Since the activity of this enzyme is essential for cell growth and survival, it is a good target for anti-tumor therapy. Furthermore, the enzyme is upregulated in several types of cancer, including malignant mesothelioma. For example, motexafin gadolinium (MGd) is a new chemotherapeutic agent that selectively targets tumor cells, leading to cell death and apoptosis via inhibition of thioredoxin reductase and ribonucleotide reductase.
Dilated cardiomyopathy (DCM) is a common diagnosis in cases of congestive heart failure. Thioredoxin reductases are essential proteins for regulating cellular redox balance and mitigating the damage caused by reactive oxygen species generated via oxidative phosphorylation in the mitochondria.
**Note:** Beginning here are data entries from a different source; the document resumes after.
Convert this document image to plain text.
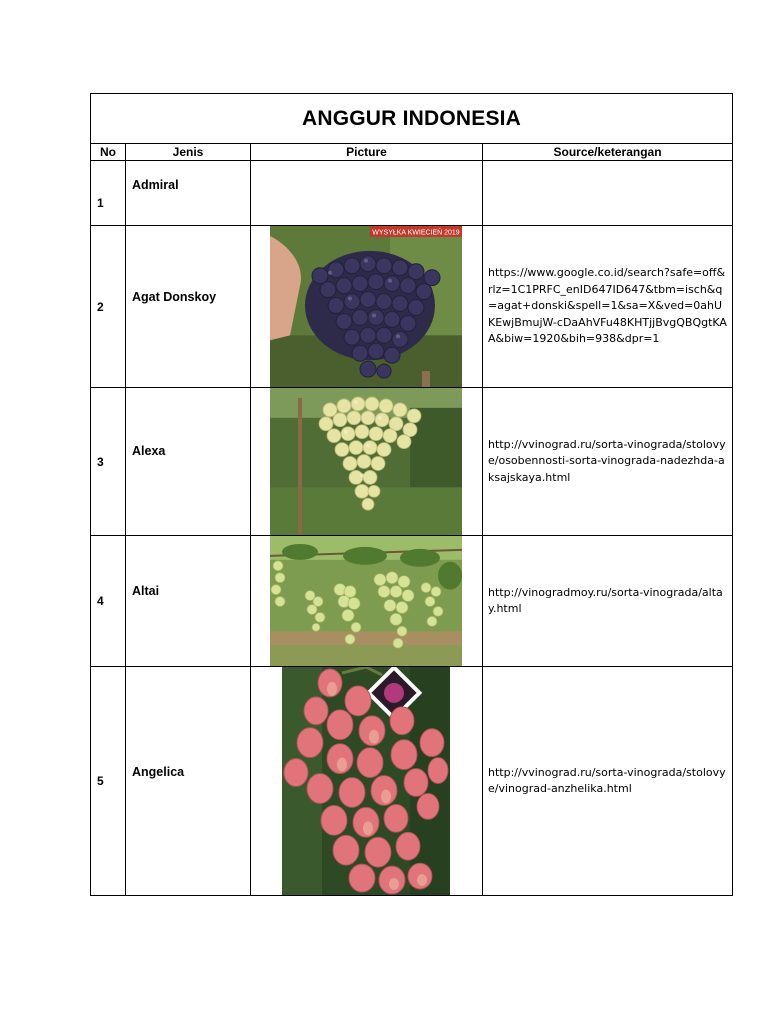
ANGGUR INDONESIA			
No	Jenis	Picture	Source/keterangan
1	Admiral		

2	Agat Donskoy	WYSYŁKA KWIECIEŃ 2019	https://www.google.co.id/search?safe=off&rlz=1C1PRFC_enID647ID647&tbm=isch&q=agat+donski&spell=1&sa=X&ved=0ahUKEwjBmujW-cDaAhVFu48KHTjjBvgQBQgtKAA&biw=1920&bih=938&dpr=1
3	Alexa		http://vvinograd.ru/sorta-vinograda/stolovye/osobennosti-sorta-vinograda-nadezhda-aksajskaya.html
4	Altai		http://vinogradmoy.ru/sorta-vinograda/altay.html
5	Angelica		http://vvinograd.ru/sorta-vinograda/stolovye/vinograd-anzhelika.html
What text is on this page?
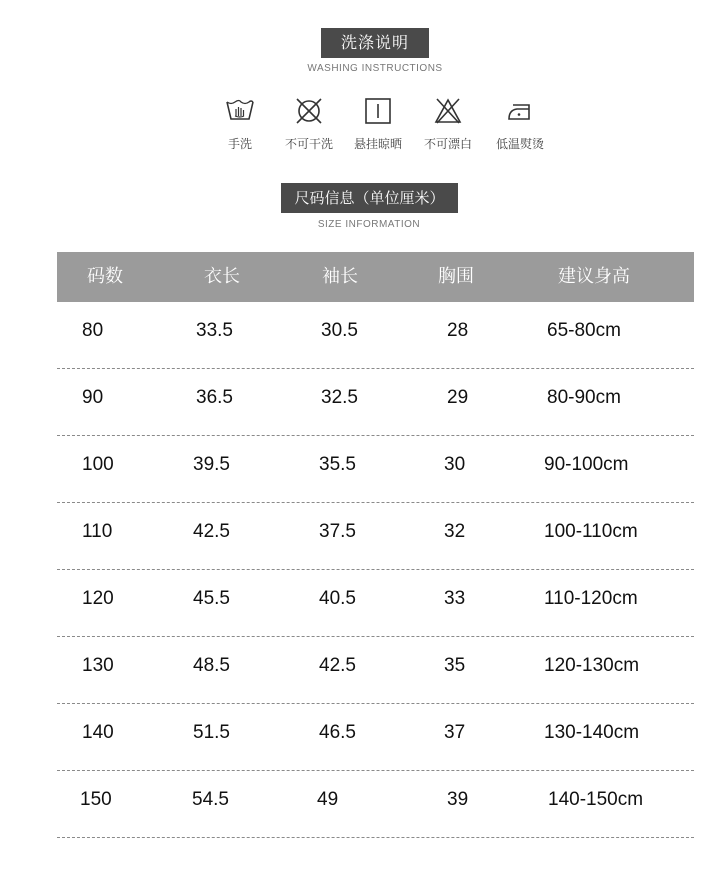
洗涤说明
WASHING INSTRUCTIONS
手洗	不可干洗	悬挂晾晒	不可漂白	低温熨烫
尺码信息（单位厘米）
SIZE INFORMATION
码数	衣长	袖长	胸围	建议身高
80	33.5	30.5	28	65-80cm
90	36.5	32.5	29	80-90cm
100	39.5	35.5	30	90-100cm
110	42.5	37.5	32	100-110cm
120	45.5	40.5	33	110-120cm
130	48.5	42.5	35	120-130cm
140	51.5	46.5	37	130-140cm
150	54.5	49	39	140-150cm
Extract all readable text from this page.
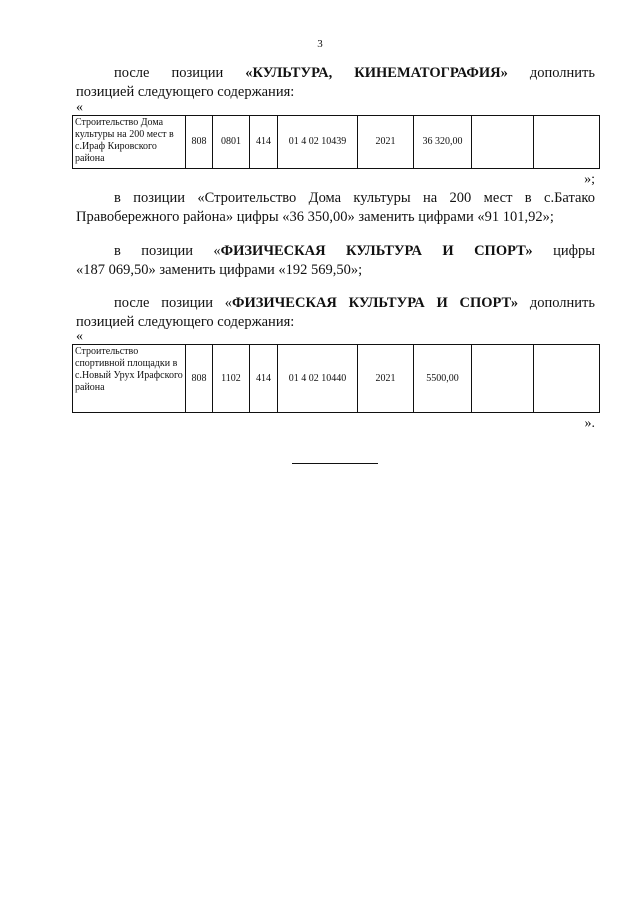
3
после позиции «КУЛЬТУРА, КИНЕМАТОГРАФИЯ» дополнить
позицией следующего содержания:
«
Строительство Дома культуры на 200 мест в с.Ираф Кировского района	808	0801	414	01 4 02 10439	2021	36 320,00		
»;
в позиции «Строительство Дома культуры на 200 мест в с.Батако
Правобережного района» цифры «36 350,00» заменить цифрами «91 101,92»;
в позиции «ФИЗИЧЕСКАЯ КУЛЬТУРА И СПОРТ» цифры
«187 069,50» заменить цифрами «192 569,50»;
после позиции «ФИЗИЧЕСКАЯ КУЛЬТУРА И СПОРТ» дополнить
позицией следующего содержания:
«
Строительство спортивной площадки в с.Новый Урух Ирафского района	808	1102	414	01 4 02 10440	2021	5500,00		
».
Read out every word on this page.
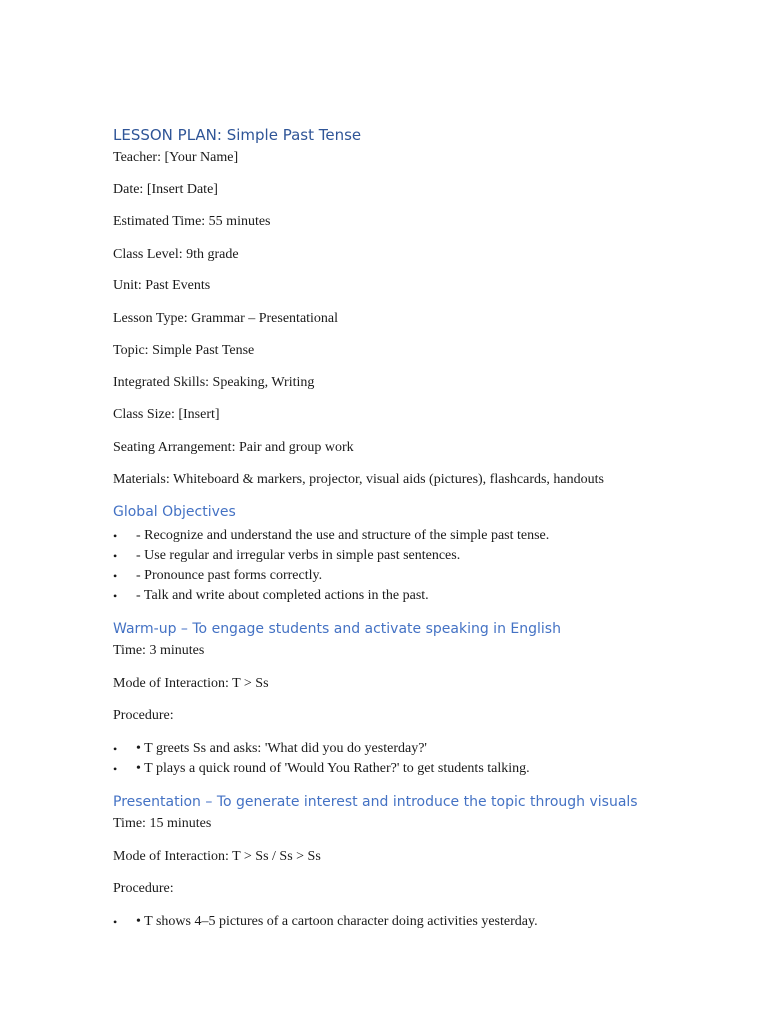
LESSON PLAN: Simple Past Tense
Teacher: [Your Name]
Date: [Insert Date]
Estimated Time: 55 minutes
Class Level: 9th grade
Unit: Past Events
Lesson Type: Grammar – Presentational
Topic: Simple Past Tense
Integrated Skills: Speaking, Writing
Class Size: [Insert]
Seating Arrangement: Pair and group work
Materials: Whiteboard & markers, projector, visual aids (pictures), flashcards, handouts
Global Objectives
• - Recognize and understand the use and structure of the simple past tense.
• - Use regular and irregular verbs in simple past sentences.
• - Pronounce past forms correctly.
• - Talk and write about completed actions in the past.
Warm-up – To engage students and activate speaking in English
Time: 3 minutes
Mode of Interaction: T > Ss
Procedure:
• • T greets Ss and asks: 'What did you do yesterday?'
• • T plays a quick round of 'Would You Rather?' to get students talking.
Presentation – To generate interest and introduce the topic through visuals
Time: 15 minutes
Mode of Interaction: T > Ss / Ss > Ss
Procedure:
• • T shows 4–5 pictures of a cartoon character doing activities yesterday.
Inactivation of mitochondrial TrxR2 in mice results in thinning of the ventricular heart walls and neonatal death. Furthermore two mutations in the TrxR2 gene are found in patients diagnosed with DCM and not in a control population. It is hypothesized that the pathological impact of these mutations is an impaired ability to control oxidative damage in cardiac myocytes.
There has recently been some research to show that bacterial thioredoxin reductase could be a target for novel antibiotics (such as auranofin). This is especially true for Mycobacterium Haemophilum, and could be used for antibiotic resistant bacteria.